Unsure of the ramifications of President Obama's tax proposals, some domestic Indian contract organizations are adding to their capabilities in biopharmaceutical manufacturing, including those involving monoclonal antibodies, complex proteins, peptides, chiral-chemistry, oligonucleotides, DNA vaccines, and gene therapy, to take on new clients. Incidentally, several drugmakers pursuing clinical development of novel cancer therapeutics—as well as of high-potency prostaglandins, opiates, and hormones—are finding their way to India.

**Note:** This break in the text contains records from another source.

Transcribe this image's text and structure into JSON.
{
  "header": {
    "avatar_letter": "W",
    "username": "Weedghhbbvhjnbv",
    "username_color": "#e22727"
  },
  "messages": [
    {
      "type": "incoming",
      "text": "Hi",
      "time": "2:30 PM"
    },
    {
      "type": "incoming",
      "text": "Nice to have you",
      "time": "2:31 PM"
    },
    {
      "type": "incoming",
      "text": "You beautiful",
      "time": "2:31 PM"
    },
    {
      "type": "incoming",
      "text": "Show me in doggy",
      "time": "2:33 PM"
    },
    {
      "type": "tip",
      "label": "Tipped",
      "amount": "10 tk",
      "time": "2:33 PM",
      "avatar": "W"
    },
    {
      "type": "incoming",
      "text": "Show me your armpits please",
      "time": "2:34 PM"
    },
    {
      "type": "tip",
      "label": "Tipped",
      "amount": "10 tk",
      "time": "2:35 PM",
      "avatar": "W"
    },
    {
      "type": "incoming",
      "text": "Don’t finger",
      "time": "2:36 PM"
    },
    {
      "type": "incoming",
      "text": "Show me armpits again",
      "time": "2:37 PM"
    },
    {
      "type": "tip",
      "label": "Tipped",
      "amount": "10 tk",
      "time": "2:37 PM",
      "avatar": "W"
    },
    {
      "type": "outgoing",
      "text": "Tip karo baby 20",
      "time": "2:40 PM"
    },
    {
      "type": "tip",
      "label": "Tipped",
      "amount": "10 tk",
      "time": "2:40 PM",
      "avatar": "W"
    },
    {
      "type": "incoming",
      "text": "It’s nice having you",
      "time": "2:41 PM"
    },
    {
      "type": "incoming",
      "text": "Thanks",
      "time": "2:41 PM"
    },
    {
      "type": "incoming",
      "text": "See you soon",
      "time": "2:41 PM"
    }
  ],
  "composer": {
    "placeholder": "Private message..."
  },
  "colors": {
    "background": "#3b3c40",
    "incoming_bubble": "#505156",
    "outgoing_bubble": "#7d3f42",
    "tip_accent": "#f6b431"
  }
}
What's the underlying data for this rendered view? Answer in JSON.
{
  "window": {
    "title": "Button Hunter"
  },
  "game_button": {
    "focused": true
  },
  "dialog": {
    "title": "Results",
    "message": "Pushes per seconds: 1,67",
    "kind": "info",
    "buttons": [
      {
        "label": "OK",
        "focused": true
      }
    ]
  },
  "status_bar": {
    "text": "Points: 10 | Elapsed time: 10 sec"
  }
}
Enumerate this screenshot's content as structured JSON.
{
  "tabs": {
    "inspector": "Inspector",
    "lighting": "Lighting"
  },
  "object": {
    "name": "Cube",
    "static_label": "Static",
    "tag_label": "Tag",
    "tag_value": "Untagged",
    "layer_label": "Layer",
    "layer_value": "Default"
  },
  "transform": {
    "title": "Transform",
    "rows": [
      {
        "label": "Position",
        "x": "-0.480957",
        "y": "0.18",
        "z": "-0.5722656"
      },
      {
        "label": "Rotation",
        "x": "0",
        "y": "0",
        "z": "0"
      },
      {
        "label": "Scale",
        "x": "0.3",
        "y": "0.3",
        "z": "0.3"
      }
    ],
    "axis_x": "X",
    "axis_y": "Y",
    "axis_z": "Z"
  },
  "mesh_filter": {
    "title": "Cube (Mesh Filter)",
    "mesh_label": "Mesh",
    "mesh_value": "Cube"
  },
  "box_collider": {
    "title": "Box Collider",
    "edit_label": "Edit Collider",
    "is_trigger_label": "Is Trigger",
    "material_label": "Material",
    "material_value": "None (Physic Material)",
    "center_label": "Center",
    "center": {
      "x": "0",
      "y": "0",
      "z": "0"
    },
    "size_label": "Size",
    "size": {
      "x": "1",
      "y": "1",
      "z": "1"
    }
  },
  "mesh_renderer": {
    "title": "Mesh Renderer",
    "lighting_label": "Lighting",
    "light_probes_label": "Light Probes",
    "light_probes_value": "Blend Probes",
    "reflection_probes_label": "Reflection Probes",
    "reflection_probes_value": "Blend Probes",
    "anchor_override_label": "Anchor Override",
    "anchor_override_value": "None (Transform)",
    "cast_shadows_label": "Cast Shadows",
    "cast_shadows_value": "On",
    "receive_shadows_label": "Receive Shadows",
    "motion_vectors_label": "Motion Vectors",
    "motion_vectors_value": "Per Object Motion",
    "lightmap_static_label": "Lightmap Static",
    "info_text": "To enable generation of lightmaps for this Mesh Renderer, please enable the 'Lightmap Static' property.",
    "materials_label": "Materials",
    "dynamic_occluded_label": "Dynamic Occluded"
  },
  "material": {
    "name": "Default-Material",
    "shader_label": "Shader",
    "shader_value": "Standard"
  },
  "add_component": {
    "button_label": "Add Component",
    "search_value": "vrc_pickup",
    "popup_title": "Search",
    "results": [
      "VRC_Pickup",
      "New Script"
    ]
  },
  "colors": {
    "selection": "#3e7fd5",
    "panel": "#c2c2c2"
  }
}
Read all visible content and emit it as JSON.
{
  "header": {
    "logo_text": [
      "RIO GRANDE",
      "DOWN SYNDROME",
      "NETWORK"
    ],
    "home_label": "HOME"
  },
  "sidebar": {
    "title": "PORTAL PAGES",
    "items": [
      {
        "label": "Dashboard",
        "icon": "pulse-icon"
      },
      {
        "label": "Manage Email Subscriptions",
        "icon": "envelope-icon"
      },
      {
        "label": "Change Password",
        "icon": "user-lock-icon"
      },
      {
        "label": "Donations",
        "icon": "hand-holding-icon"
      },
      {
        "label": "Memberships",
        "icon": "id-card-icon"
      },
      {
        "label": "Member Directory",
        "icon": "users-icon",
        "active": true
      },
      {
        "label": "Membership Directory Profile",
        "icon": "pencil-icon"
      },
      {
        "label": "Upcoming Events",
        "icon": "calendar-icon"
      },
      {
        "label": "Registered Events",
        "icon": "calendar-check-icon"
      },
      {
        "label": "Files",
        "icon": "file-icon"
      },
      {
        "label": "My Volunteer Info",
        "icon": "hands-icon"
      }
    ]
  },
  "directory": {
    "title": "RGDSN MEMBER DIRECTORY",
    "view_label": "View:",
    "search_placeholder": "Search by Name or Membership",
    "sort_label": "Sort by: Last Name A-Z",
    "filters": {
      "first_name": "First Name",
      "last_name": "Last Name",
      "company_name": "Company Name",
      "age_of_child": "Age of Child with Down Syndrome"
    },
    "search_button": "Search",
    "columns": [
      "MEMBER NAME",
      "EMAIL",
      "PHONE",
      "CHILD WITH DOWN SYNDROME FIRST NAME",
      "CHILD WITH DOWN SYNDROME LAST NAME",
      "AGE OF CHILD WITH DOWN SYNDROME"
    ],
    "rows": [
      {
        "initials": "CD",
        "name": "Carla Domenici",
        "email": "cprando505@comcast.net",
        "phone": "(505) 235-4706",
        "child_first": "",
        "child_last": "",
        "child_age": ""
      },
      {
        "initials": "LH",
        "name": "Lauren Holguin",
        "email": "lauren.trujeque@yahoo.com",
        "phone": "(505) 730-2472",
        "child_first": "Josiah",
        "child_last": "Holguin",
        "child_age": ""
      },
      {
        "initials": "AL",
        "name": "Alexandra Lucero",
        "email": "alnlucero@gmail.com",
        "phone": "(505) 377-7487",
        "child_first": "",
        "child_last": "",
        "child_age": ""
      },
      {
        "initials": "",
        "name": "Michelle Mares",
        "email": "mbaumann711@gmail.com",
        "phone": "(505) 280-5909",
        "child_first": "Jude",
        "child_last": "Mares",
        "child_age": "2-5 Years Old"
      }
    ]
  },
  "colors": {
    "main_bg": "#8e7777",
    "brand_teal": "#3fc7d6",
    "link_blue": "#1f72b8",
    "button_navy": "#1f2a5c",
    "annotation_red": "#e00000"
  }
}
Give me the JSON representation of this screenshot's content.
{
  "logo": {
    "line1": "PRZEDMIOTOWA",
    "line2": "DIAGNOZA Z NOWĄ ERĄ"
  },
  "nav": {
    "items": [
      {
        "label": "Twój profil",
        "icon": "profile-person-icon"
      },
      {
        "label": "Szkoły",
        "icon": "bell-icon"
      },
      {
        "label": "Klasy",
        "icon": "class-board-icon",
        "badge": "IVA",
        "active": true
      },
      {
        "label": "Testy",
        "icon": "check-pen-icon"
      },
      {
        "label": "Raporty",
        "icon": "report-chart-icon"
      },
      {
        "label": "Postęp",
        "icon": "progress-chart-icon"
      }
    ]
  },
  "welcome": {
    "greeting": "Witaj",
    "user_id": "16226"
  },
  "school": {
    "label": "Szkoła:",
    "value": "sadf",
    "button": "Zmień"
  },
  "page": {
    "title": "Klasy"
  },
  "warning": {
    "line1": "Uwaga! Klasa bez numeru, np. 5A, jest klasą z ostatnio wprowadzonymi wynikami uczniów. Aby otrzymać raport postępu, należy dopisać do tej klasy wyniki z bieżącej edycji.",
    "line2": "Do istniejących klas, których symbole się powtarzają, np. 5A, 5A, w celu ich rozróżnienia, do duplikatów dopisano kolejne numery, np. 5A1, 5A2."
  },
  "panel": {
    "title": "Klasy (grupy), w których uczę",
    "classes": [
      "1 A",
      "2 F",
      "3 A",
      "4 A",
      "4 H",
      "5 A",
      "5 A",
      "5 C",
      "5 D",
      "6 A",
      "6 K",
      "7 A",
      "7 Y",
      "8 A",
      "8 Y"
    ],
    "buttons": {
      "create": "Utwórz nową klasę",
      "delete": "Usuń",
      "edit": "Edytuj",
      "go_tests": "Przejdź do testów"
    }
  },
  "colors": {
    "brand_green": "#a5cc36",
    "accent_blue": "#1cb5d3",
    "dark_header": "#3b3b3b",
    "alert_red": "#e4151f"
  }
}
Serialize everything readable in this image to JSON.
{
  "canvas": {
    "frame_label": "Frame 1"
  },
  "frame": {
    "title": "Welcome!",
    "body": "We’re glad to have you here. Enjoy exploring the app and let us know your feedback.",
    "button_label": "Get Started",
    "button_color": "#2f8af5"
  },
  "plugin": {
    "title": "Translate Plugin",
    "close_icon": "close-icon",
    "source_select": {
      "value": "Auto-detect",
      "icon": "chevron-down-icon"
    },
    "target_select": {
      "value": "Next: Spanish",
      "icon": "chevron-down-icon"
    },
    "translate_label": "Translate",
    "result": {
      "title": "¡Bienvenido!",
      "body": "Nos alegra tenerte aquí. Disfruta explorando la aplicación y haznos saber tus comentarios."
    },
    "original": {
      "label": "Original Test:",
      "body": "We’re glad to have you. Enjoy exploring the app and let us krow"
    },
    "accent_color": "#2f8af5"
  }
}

Several factors are behind this trend, including the costs associated with building and maintaining high-potency molecule containment facilities, the potential market size (i.e., patient pool) for these agents, and the economic risks associated with cytotoxic-drug development.
Dishman, for example, has commissioned a high-containment API-manufacturing facility in Ahmedabad to manufacture a range of oncology APIs and other related high-potency products. The company plans to invest $20 million in the project. An outsourcing partner for the global pharmaceutical industry, Dishman is homing in on high-potency therapies such as steroids, hormones, isotopes, and cytotoxics.
With an integrated state-of-the-art facility in Bangalore, Jubilant Biosys, a subsidiary of Jubilant Organosys, is looking to add to its current pool of 450 scientists. The firm specializes in multiple disciplines such as medicinal chemistry, structural biology, pharmaceutical chemistry, molecular modeling, crystallography, and discovery-related information technology.
Hoping for the best
While many Indian firms are beefing up their contract-services appeal in an effort to sway US drug manufacturers' outsourcing decisions, others feel that the effect of President Obama's tax proposal could be minimal. "People don't make strategic business decisions based on tax rates. Microsoft and IBM will not go back, they are here for the market," said Pramod Bhasin, chairman of the National Association of Software and Service (Nasscom), the premier trade body for the information technology-business process outsourcing industries in India.
There may be no looking back for the pharmaceutical industry either, adds Dishman's Vyas. "The production of high-potency APIs in India is four times cheaper than [production] in Western countries." With that in mind, how can large US firms afford not to outsource?
A. Nair is a freelance writer based in Mumbai.